For the set of all linear transformations
$\left\{ T \right\}$
to be a group, thye group axioms must be satisfied.
1. The identity element must be in the set. This condition is not satisfied. Differentiation is linear. We can define a linear transformation on the set of polynomials of degree 2.
$\frac{d}{dx}(1)=0,\frac{d}{dx}(x)=1, \frac{d}{dx}(x^2)=2x$
.
We represent
$1.x.x^2$
by the vectors
$\begin{pmatrix}1\\0\\0\end{pmatrix}, \begin{pmatrix}0\\1\\0\end{pmatrix}, \begin{pmatrix}0\\0\\1\end{pmatrix}$
Hence
$\frac{d}{dx}(a+bx+cx^2)=b+2cx$
.
The columns of the matrix representing
$T$
can be found by differentiating
$1.x.x^2$
in turn and representing the results as vectors.
The matrix representing th linear transformation is
$\left( \begin{array}{ccc} 0 & 1 & 0 \\ 0 & 0 &2 \end{array} \right)$
.
The polynomial
$2+3x+5x^2$
is represented by the vector
$\begin{pmatrix}2\\3\\5\end{pmatrix}$

$T(2+3x+5x^2)= \left( \begin{array}{cc} 0 & 1 & 0 \\ 0 & 0 & 2 \end{array} \right) \begin{pmatrix}2\\3\\5\end{pmatrix}=\begin{pmatrix}3\\10\\0\end{pmatrix}$
which returns the polynomial
$3+10x$
.
The image of this transformation is the set of polynomials of degree 2, since the differentiation reduces the degree of polynomials by 1. There is thus no identity element. 2. Inverse.

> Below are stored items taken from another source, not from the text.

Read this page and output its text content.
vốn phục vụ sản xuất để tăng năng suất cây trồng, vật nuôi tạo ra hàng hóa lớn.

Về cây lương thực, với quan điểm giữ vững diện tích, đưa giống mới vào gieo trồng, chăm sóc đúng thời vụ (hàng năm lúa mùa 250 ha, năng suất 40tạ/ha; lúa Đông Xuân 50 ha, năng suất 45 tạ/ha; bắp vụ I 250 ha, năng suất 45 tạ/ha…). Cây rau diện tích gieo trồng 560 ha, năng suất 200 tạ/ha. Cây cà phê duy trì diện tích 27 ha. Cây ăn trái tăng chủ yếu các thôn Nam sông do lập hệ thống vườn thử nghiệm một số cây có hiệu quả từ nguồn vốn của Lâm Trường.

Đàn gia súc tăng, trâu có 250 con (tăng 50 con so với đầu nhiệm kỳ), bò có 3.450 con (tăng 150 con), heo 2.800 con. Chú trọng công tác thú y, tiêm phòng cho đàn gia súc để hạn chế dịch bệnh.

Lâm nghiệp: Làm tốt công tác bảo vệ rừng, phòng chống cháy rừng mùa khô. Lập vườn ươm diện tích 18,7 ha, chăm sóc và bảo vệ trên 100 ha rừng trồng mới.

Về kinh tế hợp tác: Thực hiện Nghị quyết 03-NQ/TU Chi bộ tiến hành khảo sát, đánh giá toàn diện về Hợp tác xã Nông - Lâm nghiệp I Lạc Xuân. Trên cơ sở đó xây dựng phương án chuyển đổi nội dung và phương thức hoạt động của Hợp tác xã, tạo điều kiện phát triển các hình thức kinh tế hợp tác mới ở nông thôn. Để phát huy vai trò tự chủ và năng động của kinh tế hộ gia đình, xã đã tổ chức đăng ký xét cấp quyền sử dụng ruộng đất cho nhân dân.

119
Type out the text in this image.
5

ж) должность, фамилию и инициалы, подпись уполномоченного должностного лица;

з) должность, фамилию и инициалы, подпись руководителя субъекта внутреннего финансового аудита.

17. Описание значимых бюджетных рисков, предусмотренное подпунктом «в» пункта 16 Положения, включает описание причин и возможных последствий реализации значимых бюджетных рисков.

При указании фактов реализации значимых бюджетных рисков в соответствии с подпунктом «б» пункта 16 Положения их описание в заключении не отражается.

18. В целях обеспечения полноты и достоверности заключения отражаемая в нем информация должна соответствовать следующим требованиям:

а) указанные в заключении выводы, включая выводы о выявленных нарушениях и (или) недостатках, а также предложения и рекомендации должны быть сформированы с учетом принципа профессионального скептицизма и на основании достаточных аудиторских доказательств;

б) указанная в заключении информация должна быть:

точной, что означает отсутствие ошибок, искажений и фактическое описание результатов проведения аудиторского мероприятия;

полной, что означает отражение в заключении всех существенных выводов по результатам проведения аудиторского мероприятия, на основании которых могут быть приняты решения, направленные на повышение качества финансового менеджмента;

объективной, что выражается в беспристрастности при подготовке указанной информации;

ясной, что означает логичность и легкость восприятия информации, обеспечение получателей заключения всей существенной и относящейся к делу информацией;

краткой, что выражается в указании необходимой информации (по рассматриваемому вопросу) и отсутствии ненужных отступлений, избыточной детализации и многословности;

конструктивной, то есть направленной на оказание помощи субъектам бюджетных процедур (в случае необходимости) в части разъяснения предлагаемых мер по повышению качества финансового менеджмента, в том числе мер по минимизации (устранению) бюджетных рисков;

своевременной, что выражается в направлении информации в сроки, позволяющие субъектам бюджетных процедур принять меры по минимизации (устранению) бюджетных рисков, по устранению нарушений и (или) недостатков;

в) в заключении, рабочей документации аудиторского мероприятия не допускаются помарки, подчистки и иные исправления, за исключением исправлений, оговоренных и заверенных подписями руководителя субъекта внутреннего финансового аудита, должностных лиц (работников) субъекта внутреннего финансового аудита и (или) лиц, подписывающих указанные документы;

$T_1 \in \left\{ T \right\} \rightarrow T_1^{-1} \in \left\{ T \right\}$
. This condition is also not satisfied since the matrix above is not square, so has no inverse. 3. Closure
$T_1 , T_2 \in \left\{ T \right\} \rightarrow T_1 T_2 \in \left\{ T \right\}$
. This condition is not satisfied either.
Take
$T_1 = \left( \begin{array}{ccc} 1 & 2 & 0 \\ 6 & 4 & 0 \\ 1 & 0 & 2 \end{array} \right) , T_2 = \left( \begin{array}{cc} 1 & 0 \\ 6 & 4 \end{array} \right)$
.
These matrices cannot be multiplied.
4. Associativity is satified for matrix multiplication
Three of the four group axioms are not satisfied so the set of linear transformations is not a group. Howver, the set of linear transformations associted with invertible square matrices do form groups for each order.